BİLGİSAYARLA DAHİ ANCAK KIRK MİLYAR YILDA ÇÖZÜLEBİLECEK ŞİFRELER:

Gelelim günümüze, bugün usta bilgisayar programcıları alelade bir bilgisayarla dahi Enigma’nın belki de çok üstündeki sağlamlıkta şifreleme sistemleri kurabilirler. Bilgisayarın çıkması kriptolojide bir dönüm noktası olmuştur ancak gitgide daha çözülmez sistemler oluşturulmaya başlanmıştır. Aslında çözülemeyecek şifreli metin yok gibidir ancak bazı şifreleme sistemleri o derece güçlüdür ki bunu çözmek için alternatifleri birer birer denenecek sistemler günümüzdeki en hızlı bilgisayarlarla dahi bir insan ömründen daha kısa sürede işlemi bitirememektedir. Şifreleme sistemlerinin sağlamlık birimi bit olarak ölçümlenir, 128 bit, 32 bit gibi. Bu sistemlerin birçoğu Amerika’daki sivil kuruluşlar tarafından üretilmektedir, ancak belirli bir bit değerinin üstündeki sistemlerin Amerika dışına satışı Amerikan yasalarınca yasaklanmıştır. İşte bu sistemlerden birinin oluşturduğu şifrenin kırılması için denecek alternatiflerin denenmesi en güçlü hesaba göre bilgisayarlarla dahi kırk milyar yılı aşmaktadır.

Bu sistemler genellikle istihbarat ve askeri alanlar gibi kamu güvenliği ilgilendiren amaçlar için kullanılır ülkemizde ASELSAN da kripto sistemleri geliştirmektedir. Kripto sistemlerinin bireysel olarak kullanılasına pratik olarak gerek yoktur ancak paranoya ürünümüdür bilmem bir e-mailini göndericiden alıcıya kadar onlarca sistemden geçtiğini ve bunun kişisel mahremiyete aykırı olduğunu düşünen bazı programcılar kişisel kullanım maçalı sistemler geliştirmişleridir. PGP sistemi bunlardan biridir, siz de bu sistemi kullanarak kriptolu e-posta gönderebilirsiniz, ancak maalesef çoğu kez anlaşılmaz kodları sizin görmenize gerek kalmaz.

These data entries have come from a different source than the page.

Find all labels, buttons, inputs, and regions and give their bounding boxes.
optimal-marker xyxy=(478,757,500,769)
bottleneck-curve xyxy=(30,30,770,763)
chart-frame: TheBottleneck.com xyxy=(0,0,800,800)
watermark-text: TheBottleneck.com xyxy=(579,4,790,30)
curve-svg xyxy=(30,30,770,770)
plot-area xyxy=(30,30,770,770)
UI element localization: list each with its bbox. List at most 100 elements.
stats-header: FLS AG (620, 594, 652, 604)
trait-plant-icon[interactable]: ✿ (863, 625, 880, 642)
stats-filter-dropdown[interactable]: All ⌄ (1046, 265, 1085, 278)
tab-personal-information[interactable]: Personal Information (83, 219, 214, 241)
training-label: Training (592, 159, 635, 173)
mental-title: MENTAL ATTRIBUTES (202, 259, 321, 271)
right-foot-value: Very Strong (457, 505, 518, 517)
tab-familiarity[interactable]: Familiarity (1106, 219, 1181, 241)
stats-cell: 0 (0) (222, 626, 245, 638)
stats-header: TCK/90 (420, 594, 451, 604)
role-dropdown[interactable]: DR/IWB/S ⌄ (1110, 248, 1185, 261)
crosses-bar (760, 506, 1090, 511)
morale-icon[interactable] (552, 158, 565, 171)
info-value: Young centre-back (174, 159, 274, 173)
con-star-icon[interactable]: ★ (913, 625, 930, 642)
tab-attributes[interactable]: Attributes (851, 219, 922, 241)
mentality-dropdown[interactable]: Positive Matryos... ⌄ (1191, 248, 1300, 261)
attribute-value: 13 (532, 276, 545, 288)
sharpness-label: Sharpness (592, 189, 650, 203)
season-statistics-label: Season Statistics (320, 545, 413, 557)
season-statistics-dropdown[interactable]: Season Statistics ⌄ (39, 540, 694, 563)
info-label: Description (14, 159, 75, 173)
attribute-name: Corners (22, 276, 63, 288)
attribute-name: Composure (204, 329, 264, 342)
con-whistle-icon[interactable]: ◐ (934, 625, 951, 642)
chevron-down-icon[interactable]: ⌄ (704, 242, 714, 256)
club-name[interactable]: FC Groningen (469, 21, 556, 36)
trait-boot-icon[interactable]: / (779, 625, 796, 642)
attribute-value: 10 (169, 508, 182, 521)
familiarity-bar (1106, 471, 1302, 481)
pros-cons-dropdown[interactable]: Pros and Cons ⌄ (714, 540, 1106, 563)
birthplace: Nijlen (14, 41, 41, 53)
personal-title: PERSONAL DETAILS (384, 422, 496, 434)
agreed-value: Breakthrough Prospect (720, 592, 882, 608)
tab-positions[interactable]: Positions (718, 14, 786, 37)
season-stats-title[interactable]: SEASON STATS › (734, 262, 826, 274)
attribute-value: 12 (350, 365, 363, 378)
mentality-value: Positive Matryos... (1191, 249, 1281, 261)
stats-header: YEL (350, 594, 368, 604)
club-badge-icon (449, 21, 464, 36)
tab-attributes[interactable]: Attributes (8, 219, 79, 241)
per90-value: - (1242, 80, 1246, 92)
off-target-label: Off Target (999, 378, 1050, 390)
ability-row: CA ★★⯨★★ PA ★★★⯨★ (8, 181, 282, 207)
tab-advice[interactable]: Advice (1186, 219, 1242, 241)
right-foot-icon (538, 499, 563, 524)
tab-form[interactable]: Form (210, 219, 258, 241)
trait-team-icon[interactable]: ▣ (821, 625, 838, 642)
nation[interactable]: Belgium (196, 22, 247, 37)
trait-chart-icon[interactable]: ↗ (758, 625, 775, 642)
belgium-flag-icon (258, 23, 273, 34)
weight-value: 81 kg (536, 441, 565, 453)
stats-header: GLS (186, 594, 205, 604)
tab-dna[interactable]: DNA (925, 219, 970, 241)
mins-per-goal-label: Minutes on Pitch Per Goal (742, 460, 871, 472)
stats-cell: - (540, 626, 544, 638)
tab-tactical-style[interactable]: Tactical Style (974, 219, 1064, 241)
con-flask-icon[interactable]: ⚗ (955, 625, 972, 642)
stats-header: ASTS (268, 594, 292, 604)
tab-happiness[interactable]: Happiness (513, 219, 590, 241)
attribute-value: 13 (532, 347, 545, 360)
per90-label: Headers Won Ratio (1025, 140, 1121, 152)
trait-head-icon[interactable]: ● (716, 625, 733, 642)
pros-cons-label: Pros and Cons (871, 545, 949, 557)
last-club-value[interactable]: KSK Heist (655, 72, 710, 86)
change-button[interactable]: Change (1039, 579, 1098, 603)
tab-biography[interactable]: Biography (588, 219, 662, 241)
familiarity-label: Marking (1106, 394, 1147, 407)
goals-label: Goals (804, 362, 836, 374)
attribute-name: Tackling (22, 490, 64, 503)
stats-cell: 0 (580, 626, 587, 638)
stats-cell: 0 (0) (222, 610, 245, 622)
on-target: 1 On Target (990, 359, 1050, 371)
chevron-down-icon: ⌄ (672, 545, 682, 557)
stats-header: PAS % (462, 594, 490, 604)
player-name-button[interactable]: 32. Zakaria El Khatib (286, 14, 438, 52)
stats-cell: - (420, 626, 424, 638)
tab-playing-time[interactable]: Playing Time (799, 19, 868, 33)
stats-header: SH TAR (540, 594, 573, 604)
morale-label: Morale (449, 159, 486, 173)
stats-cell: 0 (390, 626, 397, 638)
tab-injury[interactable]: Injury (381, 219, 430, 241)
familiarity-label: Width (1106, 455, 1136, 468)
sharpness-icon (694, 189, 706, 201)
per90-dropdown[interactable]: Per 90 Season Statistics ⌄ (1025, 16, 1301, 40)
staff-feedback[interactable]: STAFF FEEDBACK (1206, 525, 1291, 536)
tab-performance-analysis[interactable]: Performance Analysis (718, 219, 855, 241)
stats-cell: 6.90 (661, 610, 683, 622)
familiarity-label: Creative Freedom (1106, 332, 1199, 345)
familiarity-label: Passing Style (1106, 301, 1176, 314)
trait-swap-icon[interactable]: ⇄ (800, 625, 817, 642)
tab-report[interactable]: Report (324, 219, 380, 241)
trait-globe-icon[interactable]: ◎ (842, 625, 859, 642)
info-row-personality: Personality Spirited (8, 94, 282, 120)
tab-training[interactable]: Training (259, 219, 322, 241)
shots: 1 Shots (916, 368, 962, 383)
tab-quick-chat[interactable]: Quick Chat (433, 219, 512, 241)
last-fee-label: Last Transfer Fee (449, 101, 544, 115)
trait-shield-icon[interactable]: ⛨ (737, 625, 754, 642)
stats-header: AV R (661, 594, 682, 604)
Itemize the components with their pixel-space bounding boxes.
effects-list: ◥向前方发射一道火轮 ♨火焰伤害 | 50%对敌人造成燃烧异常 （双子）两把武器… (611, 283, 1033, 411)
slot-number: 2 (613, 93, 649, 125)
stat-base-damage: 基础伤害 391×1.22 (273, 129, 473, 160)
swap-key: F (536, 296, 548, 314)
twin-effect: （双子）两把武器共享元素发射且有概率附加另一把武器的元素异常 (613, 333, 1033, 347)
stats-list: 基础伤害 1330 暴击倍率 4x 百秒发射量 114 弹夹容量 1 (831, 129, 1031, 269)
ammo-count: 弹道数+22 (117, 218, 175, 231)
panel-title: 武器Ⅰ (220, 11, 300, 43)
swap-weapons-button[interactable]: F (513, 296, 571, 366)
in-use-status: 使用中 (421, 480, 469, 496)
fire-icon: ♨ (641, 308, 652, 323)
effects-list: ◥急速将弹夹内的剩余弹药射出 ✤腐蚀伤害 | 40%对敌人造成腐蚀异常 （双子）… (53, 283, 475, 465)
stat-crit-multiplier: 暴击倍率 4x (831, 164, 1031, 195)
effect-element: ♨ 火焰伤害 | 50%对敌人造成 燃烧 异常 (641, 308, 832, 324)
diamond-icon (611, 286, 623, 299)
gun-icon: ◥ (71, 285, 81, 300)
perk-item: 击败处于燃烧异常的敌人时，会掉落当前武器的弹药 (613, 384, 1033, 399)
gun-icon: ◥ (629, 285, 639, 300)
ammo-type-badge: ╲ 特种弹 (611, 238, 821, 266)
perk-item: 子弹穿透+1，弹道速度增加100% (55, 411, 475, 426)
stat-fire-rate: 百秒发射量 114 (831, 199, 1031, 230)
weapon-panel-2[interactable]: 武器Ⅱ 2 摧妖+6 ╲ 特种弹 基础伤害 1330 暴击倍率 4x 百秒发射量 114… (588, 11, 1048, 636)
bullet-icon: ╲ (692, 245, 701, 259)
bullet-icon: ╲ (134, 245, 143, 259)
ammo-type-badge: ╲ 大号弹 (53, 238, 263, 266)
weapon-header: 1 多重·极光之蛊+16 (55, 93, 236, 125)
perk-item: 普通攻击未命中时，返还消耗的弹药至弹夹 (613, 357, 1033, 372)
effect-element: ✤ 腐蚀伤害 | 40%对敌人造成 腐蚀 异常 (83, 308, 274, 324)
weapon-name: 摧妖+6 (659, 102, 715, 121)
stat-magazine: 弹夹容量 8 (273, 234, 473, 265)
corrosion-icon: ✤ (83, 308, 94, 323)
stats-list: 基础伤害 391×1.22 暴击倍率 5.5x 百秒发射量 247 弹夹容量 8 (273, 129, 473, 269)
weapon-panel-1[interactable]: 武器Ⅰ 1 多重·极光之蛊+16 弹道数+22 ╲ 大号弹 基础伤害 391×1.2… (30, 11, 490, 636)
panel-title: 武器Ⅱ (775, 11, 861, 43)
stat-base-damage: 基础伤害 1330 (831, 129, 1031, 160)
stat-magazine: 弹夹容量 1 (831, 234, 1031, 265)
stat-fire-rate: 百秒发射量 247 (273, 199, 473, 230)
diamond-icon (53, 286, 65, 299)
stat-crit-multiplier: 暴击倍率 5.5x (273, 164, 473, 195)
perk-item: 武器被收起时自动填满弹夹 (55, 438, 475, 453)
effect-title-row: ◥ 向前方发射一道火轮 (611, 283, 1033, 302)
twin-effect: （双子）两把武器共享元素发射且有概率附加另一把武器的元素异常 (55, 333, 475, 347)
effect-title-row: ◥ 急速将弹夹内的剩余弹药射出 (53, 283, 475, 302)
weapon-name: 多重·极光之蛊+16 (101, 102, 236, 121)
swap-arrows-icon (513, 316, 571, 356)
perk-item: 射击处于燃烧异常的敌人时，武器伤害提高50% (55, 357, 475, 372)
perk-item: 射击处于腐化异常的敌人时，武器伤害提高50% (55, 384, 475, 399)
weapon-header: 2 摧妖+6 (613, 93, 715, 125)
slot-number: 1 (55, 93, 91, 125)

BU KADAR SAKLANAN NE OLABİLİR?

Netice itibariyle, belki de çok gizli bir devlet sırrını bir şekilde öğrensek bile bu bizim için hiç de şaşırtıcı bir sır olmayabilir. Bu bağlamda bazı bilgilere değer ve derinlik verenin yine devletler olduğu düşünüldüğünde elbette bazı şeyleri, hatta birçok şeyleri gizleme mecburiyeti vardır ve gizlenen şeyin ne olduğu kadar kim(ler)den gizlendiği de önemlidir. Kısa dalga (SW) kanalı çekebilen radyolarda bazen bazı uç frekanslarda günlerce aynı kelimelerin farklı kombinasyon ve adetlerde tekrarladığını duyarsınız. Bu elbette bir dil kursu değil kriptodur. Bu durum kriptolojide bilginin gizlendiği kitler unsurunu da ortaya koymaktadır.

Diyelim ki o kriptoyu da çözdünüz ve önemli bir bilgiye ulaştınız, bunun sırf sizi(ve sizin gibileri) kandırmak için yapılmış basit bir ajancılık oyunu olmadığını nereden bileceksiniz?